From this year, a pupil's home parish will determine whether or not they must take entrance exams to be admitted to new `bi-lateral' schools.

The changes are being made first in Kilkeel while there are proposals to introduce a geographical element to academic selection in Downpatrick.

The Catholic Church is opposed to 11-plus tests and wants all its schools to end the practice.

Plans to now introduce geography into the debate is unprecedented.

The Department of Education has confirmed it approved extra places for a college that sits half-way between the Kilkeel and Downpatrick schools.

St Malachy's High School in Castlewellan has been given a temporary variation to allow it to accept 34 pupils above its normal admissions number.

Parents told the Irish News that many were unwilling to force their children to sit tests to win places at comprehensive schools elsewhere.

In Kilkeel, St Louis Grammar School is to expand while St Columban's College will close. This will end the practice at St Louis' of admitting every pupil based on test scores.

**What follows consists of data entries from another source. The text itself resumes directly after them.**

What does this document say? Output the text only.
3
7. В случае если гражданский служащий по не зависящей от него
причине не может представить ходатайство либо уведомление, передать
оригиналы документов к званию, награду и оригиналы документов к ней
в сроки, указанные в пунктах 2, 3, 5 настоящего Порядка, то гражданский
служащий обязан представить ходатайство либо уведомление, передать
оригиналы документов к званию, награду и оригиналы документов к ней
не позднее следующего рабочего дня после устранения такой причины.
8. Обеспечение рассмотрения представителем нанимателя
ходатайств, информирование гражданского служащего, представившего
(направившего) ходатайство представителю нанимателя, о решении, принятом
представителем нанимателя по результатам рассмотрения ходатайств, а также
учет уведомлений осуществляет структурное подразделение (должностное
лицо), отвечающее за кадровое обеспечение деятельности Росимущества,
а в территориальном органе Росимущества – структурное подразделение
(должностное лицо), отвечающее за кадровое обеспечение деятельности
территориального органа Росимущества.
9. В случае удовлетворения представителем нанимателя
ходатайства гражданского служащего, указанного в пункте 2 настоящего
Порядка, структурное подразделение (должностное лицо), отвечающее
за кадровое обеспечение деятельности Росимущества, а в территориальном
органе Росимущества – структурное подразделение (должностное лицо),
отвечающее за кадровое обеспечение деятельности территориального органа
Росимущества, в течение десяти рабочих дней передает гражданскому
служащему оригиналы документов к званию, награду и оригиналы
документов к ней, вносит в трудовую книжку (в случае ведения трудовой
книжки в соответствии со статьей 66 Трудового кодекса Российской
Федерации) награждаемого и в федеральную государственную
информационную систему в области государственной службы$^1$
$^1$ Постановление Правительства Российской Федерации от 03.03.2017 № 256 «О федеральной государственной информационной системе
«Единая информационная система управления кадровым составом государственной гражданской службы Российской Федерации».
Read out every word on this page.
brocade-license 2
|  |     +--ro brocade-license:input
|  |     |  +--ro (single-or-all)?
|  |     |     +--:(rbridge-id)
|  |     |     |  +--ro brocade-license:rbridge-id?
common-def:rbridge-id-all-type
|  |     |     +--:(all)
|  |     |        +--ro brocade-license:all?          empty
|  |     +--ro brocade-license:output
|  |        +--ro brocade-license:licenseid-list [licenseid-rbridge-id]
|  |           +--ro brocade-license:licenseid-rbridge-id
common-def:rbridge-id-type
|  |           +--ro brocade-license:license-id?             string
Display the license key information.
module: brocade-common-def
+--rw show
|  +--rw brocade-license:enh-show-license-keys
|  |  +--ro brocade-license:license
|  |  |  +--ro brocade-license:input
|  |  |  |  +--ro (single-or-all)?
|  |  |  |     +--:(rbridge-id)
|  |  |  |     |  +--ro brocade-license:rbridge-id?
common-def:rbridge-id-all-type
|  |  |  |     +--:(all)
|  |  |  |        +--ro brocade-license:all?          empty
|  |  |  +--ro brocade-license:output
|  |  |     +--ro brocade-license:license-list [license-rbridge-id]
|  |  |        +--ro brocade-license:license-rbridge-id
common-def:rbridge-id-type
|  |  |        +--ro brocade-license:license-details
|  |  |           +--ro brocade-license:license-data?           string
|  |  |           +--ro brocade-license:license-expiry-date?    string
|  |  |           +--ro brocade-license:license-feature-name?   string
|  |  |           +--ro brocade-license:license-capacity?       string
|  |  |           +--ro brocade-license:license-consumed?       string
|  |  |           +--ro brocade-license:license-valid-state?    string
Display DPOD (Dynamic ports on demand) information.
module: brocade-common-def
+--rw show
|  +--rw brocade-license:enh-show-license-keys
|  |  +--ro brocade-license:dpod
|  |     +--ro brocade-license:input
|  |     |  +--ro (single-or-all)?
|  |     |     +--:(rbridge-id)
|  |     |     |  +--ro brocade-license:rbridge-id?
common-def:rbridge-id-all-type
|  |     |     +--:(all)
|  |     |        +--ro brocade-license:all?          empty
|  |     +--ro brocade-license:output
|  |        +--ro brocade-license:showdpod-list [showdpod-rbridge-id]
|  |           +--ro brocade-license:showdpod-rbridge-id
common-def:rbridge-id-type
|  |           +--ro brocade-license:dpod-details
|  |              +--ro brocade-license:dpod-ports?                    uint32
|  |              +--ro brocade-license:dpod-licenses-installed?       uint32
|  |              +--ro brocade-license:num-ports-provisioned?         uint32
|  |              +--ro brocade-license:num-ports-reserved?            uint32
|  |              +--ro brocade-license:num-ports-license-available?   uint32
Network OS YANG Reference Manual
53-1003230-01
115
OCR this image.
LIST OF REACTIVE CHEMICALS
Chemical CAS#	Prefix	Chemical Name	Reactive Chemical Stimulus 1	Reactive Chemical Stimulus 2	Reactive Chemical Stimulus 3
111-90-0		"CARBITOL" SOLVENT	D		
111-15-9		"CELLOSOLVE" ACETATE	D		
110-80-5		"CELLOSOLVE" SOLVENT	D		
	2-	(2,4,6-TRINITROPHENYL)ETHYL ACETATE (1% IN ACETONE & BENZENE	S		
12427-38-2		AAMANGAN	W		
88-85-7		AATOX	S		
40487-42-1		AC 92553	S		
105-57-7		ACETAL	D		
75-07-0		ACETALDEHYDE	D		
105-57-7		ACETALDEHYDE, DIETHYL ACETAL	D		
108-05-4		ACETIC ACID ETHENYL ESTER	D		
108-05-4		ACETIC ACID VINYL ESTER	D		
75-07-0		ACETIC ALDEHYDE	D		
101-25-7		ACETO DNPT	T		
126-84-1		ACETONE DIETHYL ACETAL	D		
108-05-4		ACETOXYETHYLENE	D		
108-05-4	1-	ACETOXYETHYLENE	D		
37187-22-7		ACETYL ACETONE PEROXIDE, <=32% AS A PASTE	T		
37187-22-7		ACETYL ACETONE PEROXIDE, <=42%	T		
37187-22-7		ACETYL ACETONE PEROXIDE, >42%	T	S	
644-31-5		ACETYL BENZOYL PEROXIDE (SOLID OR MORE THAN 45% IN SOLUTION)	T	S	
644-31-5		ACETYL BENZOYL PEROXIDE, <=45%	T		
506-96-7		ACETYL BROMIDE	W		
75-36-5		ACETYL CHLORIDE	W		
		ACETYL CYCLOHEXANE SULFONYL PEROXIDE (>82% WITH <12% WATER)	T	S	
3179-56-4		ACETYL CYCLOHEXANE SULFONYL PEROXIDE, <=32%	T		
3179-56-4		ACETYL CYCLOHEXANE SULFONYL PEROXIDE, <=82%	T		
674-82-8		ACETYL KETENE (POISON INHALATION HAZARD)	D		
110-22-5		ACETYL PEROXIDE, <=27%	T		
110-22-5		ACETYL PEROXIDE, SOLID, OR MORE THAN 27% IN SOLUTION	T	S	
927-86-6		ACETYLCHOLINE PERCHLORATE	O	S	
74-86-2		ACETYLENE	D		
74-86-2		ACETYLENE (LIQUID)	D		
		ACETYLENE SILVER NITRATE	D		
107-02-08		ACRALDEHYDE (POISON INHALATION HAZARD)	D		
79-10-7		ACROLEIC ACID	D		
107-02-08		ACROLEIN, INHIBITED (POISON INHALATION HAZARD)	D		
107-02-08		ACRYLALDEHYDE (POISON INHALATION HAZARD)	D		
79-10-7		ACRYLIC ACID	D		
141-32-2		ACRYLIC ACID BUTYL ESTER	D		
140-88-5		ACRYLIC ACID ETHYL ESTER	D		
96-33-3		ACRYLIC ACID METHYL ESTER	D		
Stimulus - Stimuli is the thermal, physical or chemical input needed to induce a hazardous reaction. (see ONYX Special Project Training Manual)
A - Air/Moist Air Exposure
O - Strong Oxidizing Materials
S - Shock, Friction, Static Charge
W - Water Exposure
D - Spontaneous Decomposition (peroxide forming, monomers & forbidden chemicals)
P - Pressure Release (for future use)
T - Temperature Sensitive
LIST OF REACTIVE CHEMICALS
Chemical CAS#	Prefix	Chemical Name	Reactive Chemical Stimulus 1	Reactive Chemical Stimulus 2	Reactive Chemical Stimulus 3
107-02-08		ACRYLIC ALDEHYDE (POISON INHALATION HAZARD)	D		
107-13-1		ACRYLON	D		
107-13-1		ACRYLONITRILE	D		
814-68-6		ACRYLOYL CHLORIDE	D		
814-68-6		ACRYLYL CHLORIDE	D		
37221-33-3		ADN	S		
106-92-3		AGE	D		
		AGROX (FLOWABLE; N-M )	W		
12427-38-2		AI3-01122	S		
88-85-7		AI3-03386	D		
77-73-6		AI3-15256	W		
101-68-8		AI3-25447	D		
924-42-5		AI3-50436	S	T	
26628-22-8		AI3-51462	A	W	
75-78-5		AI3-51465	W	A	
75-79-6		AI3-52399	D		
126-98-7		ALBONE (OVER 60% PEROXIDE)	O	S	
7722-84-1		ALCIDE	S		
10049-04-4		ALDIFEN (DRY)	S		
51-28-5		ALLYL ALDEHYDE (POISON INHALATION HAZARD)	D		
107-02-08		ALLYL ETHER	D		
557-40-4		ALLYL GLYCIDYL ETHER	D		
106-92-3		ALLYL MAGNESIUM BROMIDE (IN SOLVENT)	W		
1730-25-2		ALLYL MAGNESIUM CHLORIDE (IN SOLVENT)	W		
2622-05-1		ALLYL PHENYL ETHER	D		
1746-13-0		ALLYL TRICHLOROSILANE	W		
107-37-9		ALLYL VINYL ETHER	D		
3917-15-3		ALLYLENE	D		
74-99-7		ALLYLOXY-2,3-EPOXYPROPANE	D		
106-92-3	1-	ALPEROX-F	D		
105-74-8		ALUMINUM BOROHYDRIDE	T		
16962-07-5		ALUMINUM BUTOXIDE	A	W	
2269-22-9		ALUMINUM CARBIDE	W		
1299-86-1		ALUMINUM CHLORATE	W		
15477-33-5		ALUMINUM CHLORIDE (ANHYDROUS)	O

The new, larger school, will instead adopt a bi-lateral approach to ensure children from the parishes of Lower and Upper Mourne will be admitted through non-academic criteria.

Up to 40 per cent of Year 8 places (52) will then be "available to children from the wider region by means of academic selection".

Children travel from far and wide to attend St Louis from towns including Newcastle, Castlewellan, Rathfriland, Newry and Warrenpoint.

Those living in Castlewellan fall outside the named parishes and have to take entrance exams.

Given the choice of attending a comprehensive school in their home town, or one further away that requires an entrance test, some told the Irish News they took the local option.

St Malachy's typically can take up to 164 pupils a year. It admitted 141, 145 and 156 in the last three years but this time it required 34 places over its admissions number.

"There is no grammar stream within the (Kilkeel) school, therefore the pupils are sitting a test into an academic all-ability school," one parent told the Irish News.

"These are people who would have sent their children to Kilkeel or Downpatrick schools but due to the uncertainty, they are now choosing St Malachy's."

Inspectors previously noted that St Malachy's usually attracts pupils from a wide catchment area. Pupils are also educated in a Moderate Learning Difficulties (MLD) unit.

It also has an Irish-medium stream, which won praise for promoting pupils' language skills, making "curricular content more accessible to them and enhances their learning experiences".